I had to inquire, "To whom are you speaking?" because he wasn't paying attention to me or any other specifics in the cell. He just looked around. "Who is Faye?"
Was he in touch with anyone else, perhaps someone he could come in contact with inside the holdings?
Outside this jail we were being kept in, was there backup?
I was in thought and didn't realize that just in the next moment a girl materialized next to Asher, out of nowhere. I lurched back into the cell wall.
She was short and her feet didn't touch the ground, hovering just an iota above it.
Her aura was ethereal, and I couldn't stand to look at her directly, as my eyes began watering in an instant when I tried, but when I managed to, it was like looking through a warped piece of glass.
I could make out that, just like Asher, she was a member of one of the beast-races, unspecified, of course, but I saw the animal ears and a tail, but that was all.
“Could you un-mute the system for just a second?” Asher said to her. I didn't know how he managed to be so undisturbed by her presence.
As he uttered the words, he began to shake and fall to the ground while gripping his head. He actually clawed so hard into the side of his head that he began to bleed.
I saw the beads of sweat emerge on his forehead, as if he were standing in a rainstorm and his face was twisted into the expression of great pain.
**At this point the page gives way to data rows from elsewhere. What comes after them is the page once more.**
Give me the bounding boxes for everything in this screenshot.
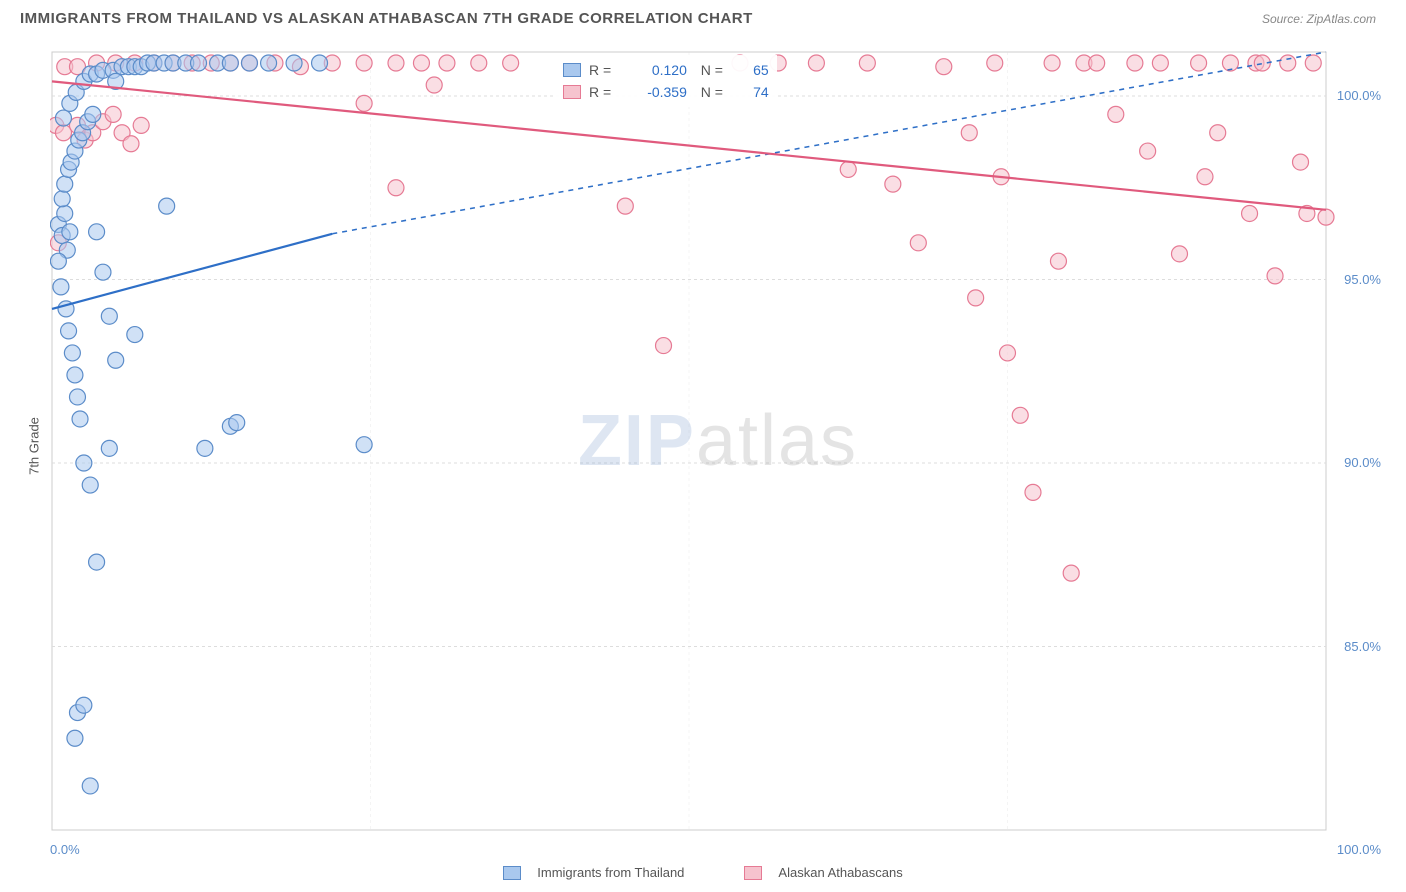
legend-label-athabascan: Alaskan Athabascans — [778, 865, 902, 880]
series-legend: Immigrants from Thailand Alaskan Athabas… — [0, 865, 1406, 880]
chart-title: IMMIGRANTS FROM THAILAND VS ALASKAN ATHA… — [20, 10, 1386, 27]
legend-item-thailand: Immigrants from Thailand — [503, 865, 684, 880]
y-tick-100: 100.0% — [1337, 88, 1381, 103]
n-value-thailand: 65 — [739, 62, 769, 78]
r-label: R = — [589, 62, 623, 78]
swatch-thailand — [563, 63, 581, 77]
source-attribution: Source: ZipAtlas.com — [1262, 12, 1376, 26]
legend-row-thailand: R = 0.120 N = 65 — [563, 59, 769, 81]
r-value-athabascan: -0.359 — [627, 84, 687, 100]
y-axis-label: 7th Grade — [26, 417, 41, 475]
source-prefix: Source: — [1262, 12, 1307, 26]
y-tick-95: 95.0% — [1344, 272, 1381, 287]
legend-item-athabascan: Alaskan Athabascans — [744, 865, 902, 880]
source-name: ZipAtlas.com — [1307, 12, 1376, 26]
n-label: N = — [701, 62, 735, 78]
y-tick-90: 90.0% — [1344, 455, 1381, 470]
r-value-thailand: 0.120 — [627, 62, 687, 78]
x-tick-0: 0.0% — [50, 842, 80, 857]
swatch-athabascan — [563, 85, 581, 99]
n-label: N = — [701, 84, 735, 100]
n-value-athabascan: 74 — [739, 84, 769, 100]
correlation-legend: R = 0.120 N = 65 R = -0.359 N = 74 — [555, 55, 777, 107]
legend-label-thailand: Immigrants from Thailand — [537, 865, 684, 880]
swatch-athabascan — [744, 866, 762, 880]
r-label: R = — [589, 84, 623, 100]
y-tick-85: 85.0% — [1344, 639, 1381, 654]
chart-area: ZIPatlas — [50, 50, 1386, 832]
x-tick-100: 100.0% — [1337, 842, 1381, 857]
swatch-thailand — [503, 866, 521, 880]
scatter-plot — [50, 50, 1386, 832]
legend-row-athabascan: R = -0.359 N = 74 — [563, 81, 769, 103]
I could have sworn that there was a faint buzzing noise coming from him.
I had no idea what to do. The pain didn't stem from a bodily wound, but from the inside of his mind.
He fought to say, "Okay Faye, that's enough."
And then it seemed that all the pain faded away.
He stood up and took the fallen slave-collar which he had ripped off previously and mended it to his neck again.
But seeing a behemoth fall and rise by the whims of a girl, standing on wobbly legs, made me wonder what she had done to him.
She must have had some sort of power and that power worked so well on someone as strong as Asher, then...
I gained something akin to hope.
These two, however strange they might be, combined, they could actually stand up for themselves and have somewhat of a chance against the guards, if planned well beforehand and playing their cards just right.